Current treatments cannot completely eradicate HIV-1 owing to the presence of latently infected cells, which harbor transcriptionally silent HIV-1. However, defucosylated antibodies can readily kill latently infected cells after their activation to express envelope glycoprotein (Env) through antibody-dependent cellular cytotoxicity (ADCC).

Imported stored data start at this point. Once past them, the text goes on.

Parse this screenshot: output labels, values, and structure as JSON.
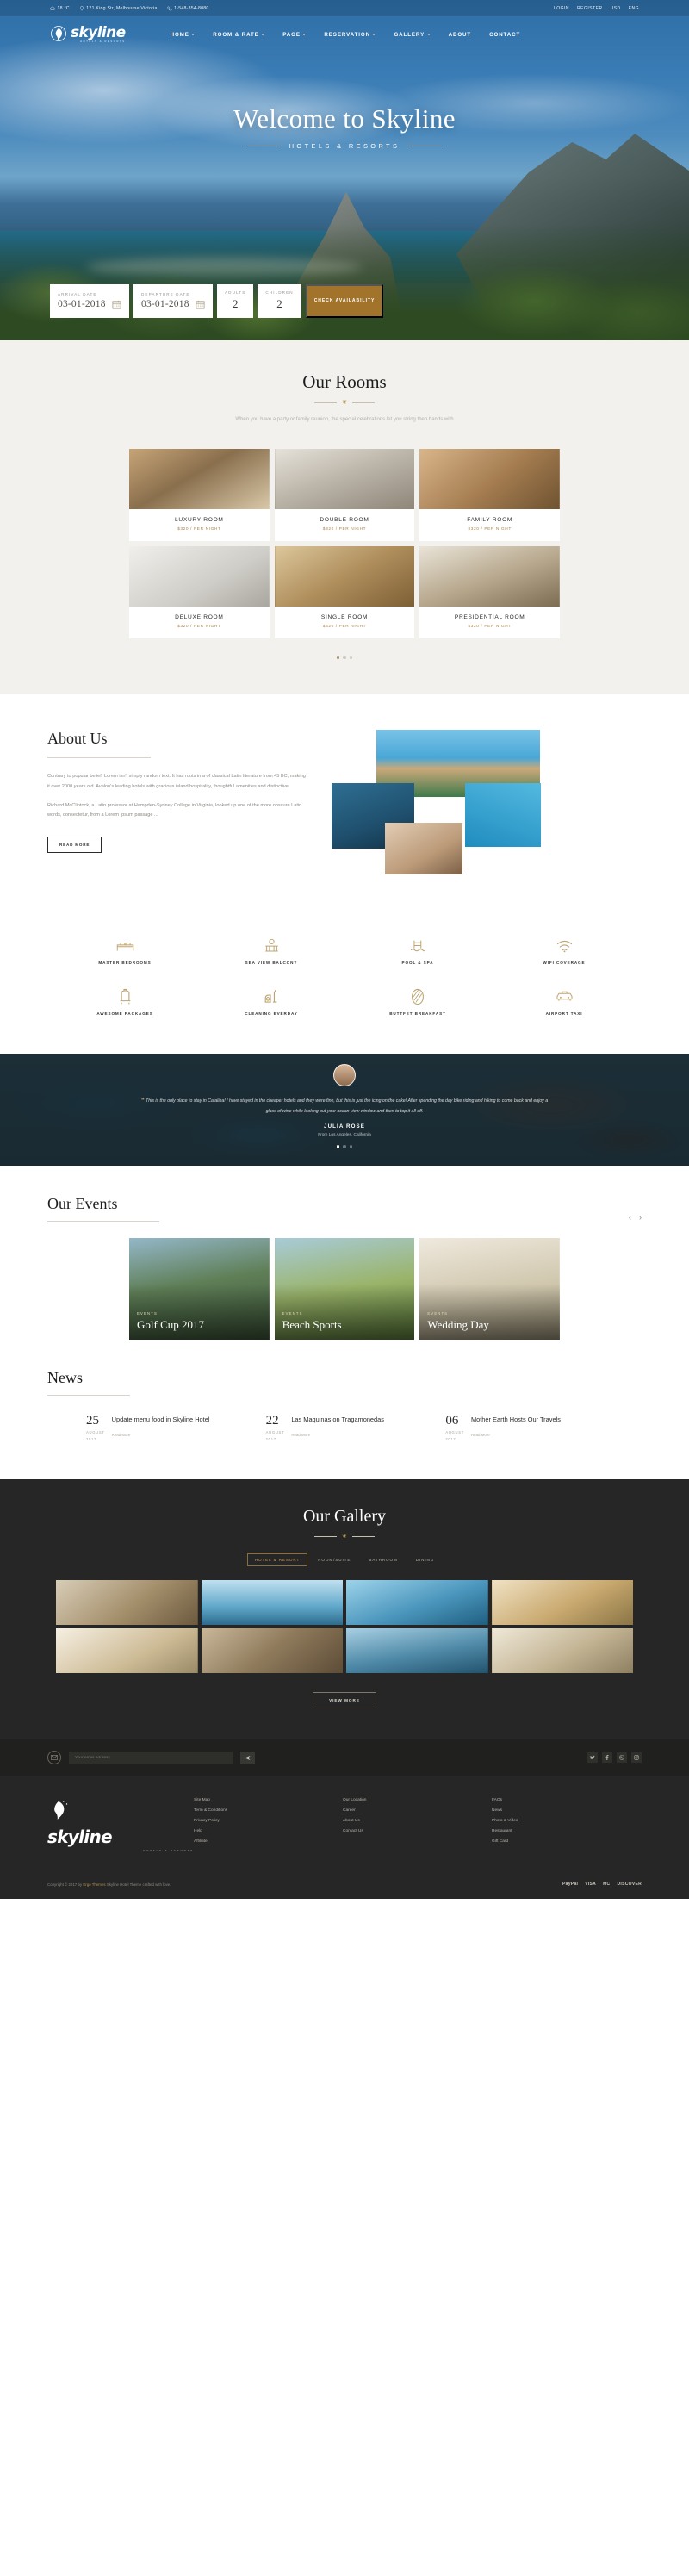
{
  "topbar": {
    "temperature": "18 °C",
    "address": "121 King Str, Melbourne Victoria",
    "phone": "1-548-354-8080",
    "login": "LOGIN",
    "register": "REGISTER",
    "currency": "USD",
    "language": "ENG"
  },
  "brand": {
    "name": "skyline",
    "tagline": "HOTELS & RESORTS"
  },
  "nav": [
    {
      "label": "HOME",
      "caret": true
    },
    {
      "label": "ROOM & RATE",
      "caret": true
    },
    {
      "label": "PAGE",
      "caret": true
    },
    {
      "label": "RESERVATION",
      "caret": true
    },
    {
      "label": "GALLERY",
      "caret": true
    },
    {
      "label": "ABOUT",
      "caret": false
    },
    {
      "label": "CONTACT",
      "caret": false
    }
  ],
  "hero": {
    "title": "Welcome to Skyline",
    "subtitle": "HOTELS & RESORTS",
    "booking": {
      "arrival_label": "ARRIVAL DATE",
      "arrival_value": "03-01-2018",
      "departure_label": "DEPARTURE DATE",
      "departure_value": "03-01-2018",
      "adults_label": "ADULTS",
      "adults_value": "2",
      "children_label": "CHILDREN",
      "children_value": "2",
      "button": "CHECK AVAILABILITY"
    }
  },
  "rooms": {
    "title": "Our Rooms",
    "description": "When you have a party or family reunion, the special celebrations let you string then bands with",
    "items": [
      {
        "name": "LUXURY ROOM",
        "price": "$320 / PER NIGHT"
      },
      {
        "name": "DOUBLE ROOM",
        "price": "$320 / PER NIGHT"
      },
      {
        "name": "FAMILY ROOM",
        "price": "$320 / PER NIGHT"
      },
      {
        "name": "DELUXE ROOM",
        "price": "$320 / PER NIGHT"
      },
      {
        "name": "SINGLE ROOM",
        "price": "$320 / PER NIGHT"
      },
      {
        "name": "PRESIDENTIAL ROOM",
        "price": "$320 / PER NIGHT"
      }
    ]
  },
  "about": {
    "title": "About Us",
    "paragraph1": "Contrary to popular belief, Lorem isn't simply random text. It has roots in a of classical Latin literature from 45 BC, making it over 2000 years old. Avalon's leading hotels with gracious island hospitality, thoughtful amenities and distinctive",
    "paragraph2": "Richard McClintock, a Latin professor at Hampden-Sydney College in Virginia, looked up one of the more obscure Latin words, consectetur, from a Lorem Ipsum passage ...",
    "read_more": "READ MORE"
  },
  "amenities": [
    {
      "label": "MASTER BEDROOMS",
      "icon": "bed-icon"
    },
    {
      "label": "SEA VIEW BALCONY",
      "icon": "balcony-icon"
    },
    {
      "label": "POOL & SPA",
      "icon": "pool-icon"
    },
    {
      "label": "WIFI COVERAGE",
      "icon": "wifi-icon"
    },
    {
      "label": "AWESOME PACKAGES",
      "icon": "luggage-cart-icon"
    },
    {
      "label": "CLEANING EVERDAY",
      "icon": "vacuum-icon"
    },
    {
      "label": "BUTTFET BREAKFAST",
      "icon": "bread-icon"
    },
    {
      "label": "AIRPORT TAXI",
      "icon": "taxi-icon"
    }
  ],
  "testimonial": {
    "quote": "This is the only place to stay in Catalina! I have stayed in the cheaper hotels and they were fine, but this is just the icing on the cake! After spending the day bike riding and hiking to come back and enjoy a glass of wine while looking out your ocean view window and then to top it all off.",
    "name": "JULIA ROSE",
    "from": "From Los Angeles, California"
  },
  "events": {
    "title": "Our Events",
    "prev": "‹",
    "next": "›",
    "items": [
      {
        "tag": "EVENTS",
        "name": "Golf Cup 2017"
      },
      {
        "tag": "EVENTS",
        "name": "Beach Sports"
      },
      {
        "tag": "EVENTS",
        "name": "Wedding Day"
      }
    ]
  },
  "news": {
    "title": "News",
    "items": [
      {
        "day": "25",
        "month": "AUGUST",
        "year": "2017",
        "title": "Update menu food in Skyline Hotel",
        "read_more": "Read More"
      },
      {
        "day": "22",
        "month": "AUGUST",
        "year": "2017",
        "title": "Las Maquinas on Tragamonedas",
        "read_more": "Read More"
      },
      {
        "day": "06",
        "month": "AUGUST",
        "year": "2017",
        "title": "Mother Earth Hosts Our Travels",
        "read_more": "Read More"
      }
    ]
  },
  "gallery": {
    "title": "Our Gallery",
    "tabs": [
      {
        "label": "HOTEL & RESORT",
        "active": true
      },
      {
        "label": "ROOM/SUITE",
        "active": false
      },
      {
        "label": "BATHROOM",
        "active": false
      },
      {
        "label": "DINING",
        "active": false
      }
    ],
    "view_more": "VIEW MORE"
  },
  "subscribe": {
    "placeholder": "Your email address",
    "send_icon": "paper-plane-icon",
    "envelope_icon": "envelope-icon",
    "socials": [
      "twitter-icon",
      "facebook-icon",
      "dribbble-icon",
      "instagram-icon"
    ]
  },
  "footer": {
    "columns": [
      {
        "links": [
          "Site Map",
          "Term & Conditions",
          "Privacy Policy",
          "Help",
          "Affiliate"
        ]
      },
      {
        "links": [
          "Our Location",
          "Career",
          "About Us",
          "Contact Us"
        ]
      },
      {
        "links": [
          "FAQs",
          "News",
          "Photo & Video",
          "Restaurant",
          "Gift Card"
        ]
      }
    ],
    "copyright_pre": "Copyright © 2017 by",
    "copyright_brand": "Ergo Themes",
    "copyright_post": "Skyline Hotel Theme crafted with love.",
    "payments": [
      "PayPal",
      "VISA",
      "MC",
      "DISCOVER"
    ]
  },
  "colors": {
    "accent": "#a2732a",
    "gold": "#b99a5e",
    "dark": "#262626"
  }
}
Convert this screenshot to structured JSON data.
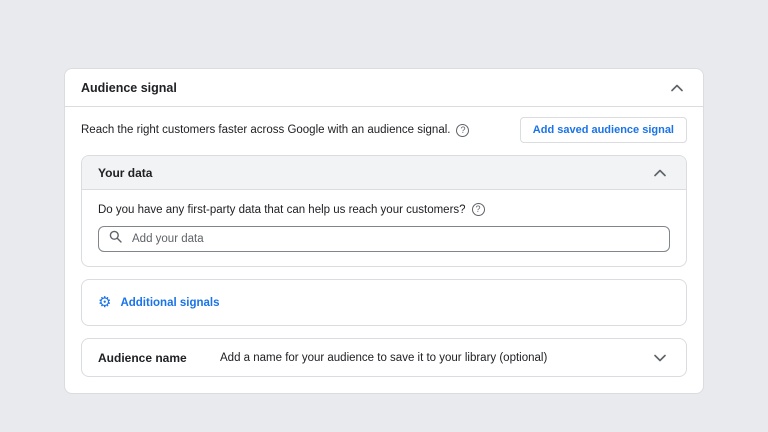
{
  "panel": {
    "title": "Audience signal",
    "description": "Reach the right customers faster across Google with an audience signal.",
    "add_saved_button_label": "Add saved audience signal"
  },
  "your_data": {
    "title": "Your data",
    "question": "Do you have any first-party data that can help us reach your customers?",
    "input_placeholder": "Add your data",
    "input_value": ""
  },
  "additional_signals": {
    "label": "Additional signals"
  },
  "audience_name": {
    "label": "Audience name",
    "description": "Add a name for your audience to save it to your library (optional)"
  },
  "icons": {
    "help_glyph": "?",
    "gear_glyph": "⚙"
  },
  "colors": {
    "accent_blue": "#1a73e8",
    "page_background": "#e8eaed",
    "border_gray": "#dadce0",
    "section_header_bg": "#f1f3f4",
    "secondary_text": "#5f6368"
  }
}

We herein aimed to test a defucosylated bispecific multivalent molecule consisting of domain-antibody and single-domain CD4, LSEVh-LS-F, for its HIV-1 neutralizing activity and ADCC against the reactivated latently infected cells, compared with the nondefucosylated molecule LSEVh-LS. LSEVh-LS-F's neutralizing activity against a panel of newly characterized Chinese HIV-1 clinical isolates was assessed by using TZM-bl-based and PBMC-based assays. LSEVh-LS-F-mediated ADCC in the presence of natural killer cells against cell lines that stably express Env proteins, HIV-1-infected cells and LRA-reactivated HIV-1 latent cells, was measured using a lactate dehydrogenase (LDH) cytotoxicity assay or flow cytometry. LSEVh-LS-F and LSEVh-LS were equally effective in neutralized infection of all HIV-1 isolates tested with IC50 and IC90 values 3∼4-fold lower than those of VRC01. LSEVh-LS-F was more effective in natural killer-mediated killing of HIV-1 Env-expressing cell lines, HIV-1-infected cells, latency reactivation agents-reactivated ACH2 cells and reactivated latently infected resting CD4+ T cell line as well as resting CD4+ T lymphocytes isolated from patients receiving HAART. LSEVh-LS-F exhibits broad HIV-1 neutralizing activity and enhanced ADCC against HIV-1-infected cells, reactivated latently infected cell lines and primary CD4+ T cells, thus being a promising candidate therapeutic for eradicating the HIV-1 reservoir.